Dicen que este es el año de los e-books y que las ventas de libros electrónicos van a dispararse. Según el suplemento de cultura ADN, “En su primera semana, el último volumen de la trilogía Millennium vendió 125.000 e-books y unos 300.000 libros físicos”. El buen momento que están atravesando las ventas de lectores como el Ipad, el Kindle de Amazon o el Nook de Barnes and Noble, lo prueban.
La industria de la música ya vivió esta suerte de profecía. Mantra -entre apocalítptico y tecnófilo- que hoy se empeña en reemplazar la palabra “discos” por “libros” para escribir su nueva promesa: “Los libros van a desaparecer.”
Ommmmmmmm… Pero sabemos que el libro impreso tiene una “mística” especial, una particular experiencia de lectura que su versión digital no puede –podrá?– equiparar. Leer un libro es adentrarse en un mundo de palabras, imágenes, aromas y texturas; y en pequeños detalles de encuadernación o de impresión que acompañan y refuerzan el sentido de la historia.

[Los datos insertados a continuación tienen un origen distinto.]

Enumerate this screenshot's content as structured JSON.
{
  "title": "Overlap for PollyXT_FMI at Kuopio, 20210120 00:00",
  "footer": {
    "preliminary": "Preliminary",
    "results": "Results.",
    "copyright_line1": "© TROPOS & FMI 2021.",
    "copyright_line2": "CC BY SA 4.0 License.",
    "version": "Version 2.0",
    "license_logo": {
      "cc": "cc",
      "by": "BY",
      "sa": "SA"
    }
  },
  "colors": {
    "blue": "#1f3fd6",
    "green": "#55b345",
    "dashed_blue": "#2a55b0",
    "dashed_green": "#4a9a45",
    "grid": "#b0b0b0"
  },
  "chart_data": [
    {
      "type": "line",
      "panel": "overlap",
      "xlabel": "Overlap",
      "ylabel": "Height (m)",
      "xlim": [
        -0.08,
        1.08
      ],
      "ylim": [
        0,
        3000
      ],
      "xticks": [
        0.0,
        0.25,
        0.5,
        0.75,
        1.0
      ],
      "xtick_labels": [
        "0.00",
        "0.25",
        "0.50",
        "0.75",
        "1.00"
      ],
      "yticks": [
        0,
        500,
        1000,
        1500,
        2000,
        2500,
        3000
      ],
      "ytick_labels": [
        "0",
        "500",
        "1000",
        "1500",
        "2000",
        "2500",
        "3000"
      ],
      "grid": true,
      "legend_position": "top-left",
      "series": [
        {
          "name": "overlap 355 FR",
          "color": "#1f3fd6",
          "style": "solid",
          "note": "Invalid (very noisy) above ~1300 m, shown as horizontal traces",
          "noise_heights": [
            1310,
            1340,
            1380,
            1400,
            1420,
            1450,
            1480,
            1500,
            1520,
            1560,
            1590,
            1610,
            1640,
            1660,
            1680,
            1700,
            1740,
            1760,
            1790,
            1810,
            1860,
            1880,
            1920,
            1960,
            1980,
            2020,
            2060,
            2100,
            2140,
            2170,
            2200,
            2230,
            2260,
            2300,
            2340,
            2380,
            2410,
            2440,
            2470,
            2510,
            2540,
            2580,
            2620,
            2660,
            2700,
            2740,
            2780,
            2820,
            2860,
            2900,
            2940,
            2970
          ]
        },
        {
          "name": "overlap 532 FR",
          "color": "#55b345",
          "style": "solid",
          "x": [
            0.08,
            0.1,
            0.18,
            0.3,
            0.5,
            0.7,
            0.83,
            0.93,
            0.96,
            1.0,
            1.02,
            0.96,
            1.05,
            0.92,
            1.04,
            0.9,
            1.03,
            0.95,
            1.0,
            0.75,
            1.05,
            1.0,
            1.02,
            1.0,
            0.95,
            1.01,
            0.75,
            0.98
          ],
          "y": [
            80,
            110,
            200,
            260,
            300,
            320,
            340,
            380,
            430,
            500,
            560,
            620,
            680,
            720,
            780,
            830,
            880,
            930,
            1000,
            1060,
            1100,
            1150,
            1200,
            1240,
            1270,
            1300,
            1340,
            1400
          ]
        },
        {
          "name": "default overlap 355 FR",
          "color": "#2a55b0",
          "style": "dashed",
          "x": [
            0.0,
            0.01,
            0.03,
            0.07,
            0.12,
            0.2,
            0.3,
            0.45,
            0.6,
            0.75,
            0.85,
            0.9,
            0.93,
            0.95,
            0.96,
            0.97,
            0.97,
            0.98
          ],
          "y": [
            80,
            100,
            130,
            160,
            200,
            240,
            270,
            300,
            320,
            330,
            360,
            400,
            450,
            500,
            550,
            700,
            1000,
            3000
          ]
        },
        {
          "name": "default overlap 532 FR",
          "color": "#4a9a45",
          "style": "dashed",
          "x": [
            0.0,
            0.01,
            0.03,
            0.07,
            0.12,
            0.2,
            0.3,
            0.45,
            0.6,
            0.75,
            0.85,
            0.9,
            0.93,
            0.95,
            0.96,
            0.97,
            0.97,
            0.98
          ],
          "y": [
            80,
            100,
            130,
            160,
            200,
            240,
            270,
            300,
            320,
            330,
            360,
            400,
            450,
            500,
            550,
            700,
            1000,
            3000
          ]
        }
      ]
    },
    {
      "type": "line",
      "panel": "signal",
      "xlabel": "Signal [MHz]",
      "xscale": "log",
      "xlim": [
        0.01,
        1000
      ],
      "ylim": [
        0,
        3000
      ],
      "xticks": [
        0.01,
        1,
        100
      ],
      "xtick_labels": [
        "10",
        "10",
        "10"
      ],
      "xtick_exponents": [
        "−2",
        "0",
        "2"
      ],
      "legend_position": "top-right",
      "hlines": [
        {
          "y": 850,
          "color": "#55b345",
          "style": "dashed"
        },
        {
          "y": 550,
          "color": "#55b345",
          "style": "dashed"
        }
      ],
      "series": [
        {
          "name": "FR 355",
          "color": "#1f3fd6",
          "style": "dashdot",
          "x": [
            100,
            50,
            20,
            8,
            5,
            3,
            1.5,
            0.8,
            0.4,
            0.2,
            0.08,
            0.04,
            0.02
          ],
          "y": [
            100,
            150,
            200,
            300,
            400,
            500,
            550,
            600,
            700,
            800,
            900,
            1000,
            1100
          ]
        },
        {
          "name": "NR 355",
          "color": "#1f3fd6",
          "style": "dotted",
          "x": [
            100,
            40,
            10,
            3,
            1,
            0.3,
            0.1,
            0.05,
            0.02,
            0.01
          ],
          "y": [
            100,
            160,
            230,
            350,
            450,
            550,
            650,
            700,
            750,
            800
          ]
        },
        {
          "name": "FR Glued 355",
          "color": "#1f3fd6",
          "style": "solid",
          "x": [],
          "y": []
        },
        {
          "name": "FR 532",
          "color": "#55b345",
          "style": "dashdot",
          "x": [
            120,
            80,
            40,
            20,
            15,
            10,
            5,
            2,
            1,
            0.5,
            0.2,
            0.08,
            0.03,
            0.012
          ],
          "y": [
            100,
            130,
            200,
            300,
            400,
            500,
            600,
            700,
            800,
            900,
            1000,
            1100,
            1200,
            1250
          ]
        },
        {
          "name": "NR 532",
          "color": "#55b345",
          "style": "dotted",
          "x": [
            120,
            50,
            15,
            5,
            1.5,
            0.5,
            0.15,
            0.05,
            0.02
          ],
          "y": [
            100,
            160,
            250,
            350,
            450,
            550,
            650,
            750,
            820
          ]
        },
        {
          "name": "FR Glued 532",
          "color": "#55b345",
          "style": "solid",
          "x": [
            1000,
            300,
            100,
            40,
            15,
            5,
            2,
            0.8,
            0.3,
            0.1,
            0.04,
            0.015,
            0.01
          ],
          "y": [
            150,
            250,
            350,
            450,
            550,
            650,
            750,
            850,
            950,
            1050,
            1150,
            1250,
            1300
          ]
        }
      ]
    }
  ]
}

Esta experiencia de lectura es aún más solemne en los libros de colección; piezas de arte o de artesanía, en la que detalles y gestos gráficos, visuales y textuales, se combinan para componer un sentido superior. Y ahí sí no hay plan B: son libros para tocar, respirar y volver a tocar.
Ver, leer, oler, tocar
Taschen podría ser algo así como la matriz de este universo editorial y, su último gran experimento, una muestra clara de lo que podría llamarse un libro de colección. El Vintage Art Edition, de Pucci, es una edición limitada de 500 copias, encuadernadas con una tela original de Pucci y contenida en una caja de acrílico especialmente diseñada. Además de contar con la firma de la hija del diseñador, la pieza viene acompañada de cuatro dibujos del artista.
La tecnología aplicada evoluciona en diferentes direcciones. En los últimos años se evidencia una tendencia creciente hacia el uso de la ingeniería en papel para alcanzar piezas de mayor impacto y originalidad. En esta búsqueda, dos libros de edición reciente, uno estadounidense y el otro argentino, hacen uso de la técnica del pop up.
Para su número 55, la publicación de arte y moda Visionaire, encargó al famoso ingeniero de papel Bruce Foster un número dedicado al pop-up. Visionaire 55: Sorpresa, presenta 12 libros de tapa dura pop-up, con proyectos de Steven Meisel, Mario Testino, Steven Klein, Sophie Calle, Andreas Gursky, Cai Guo Qiang, Mocafico Guido, Sundsb0 S0lve, Yayoi Kusama, Gareth Pugh y Alasdair McLellan. Juntos, los folios emergentes se encuentran en un contenedor de cubierta de tela con cierre de imán y una placa de metal grabado.
Por su parte, la Bodega Chandon con motivo de la conmemoración de su 50° aniversario en la Argentina, decidió elaborar un libro que transmita el espíritu de la marca. Celebración es una obra artesanal en la que se unen la ingeniería del papel y el arte fotográfico tridimensional.
Participar de la producción de un libro que es concebido como una pieza artística no es cosa de todos los días. Ese lujo o suerte, nos tocó de cerca cuando Hugo Diamante, dueño de la bodega Kiss Tango, decidió emprender el camino que terminó hace pocos días con la publicación de The Rouge Book Kiss Tango.
Un volumen armado con procesos únicos, cosido a mano, repleto de texturas, calados, figuras, lacas y relieves que invitan a leer, mirar, oler pero sobre todo, a tocar. Y entonces si, uno comprueba como aquello que se pierde en un display se enaltece en un papel.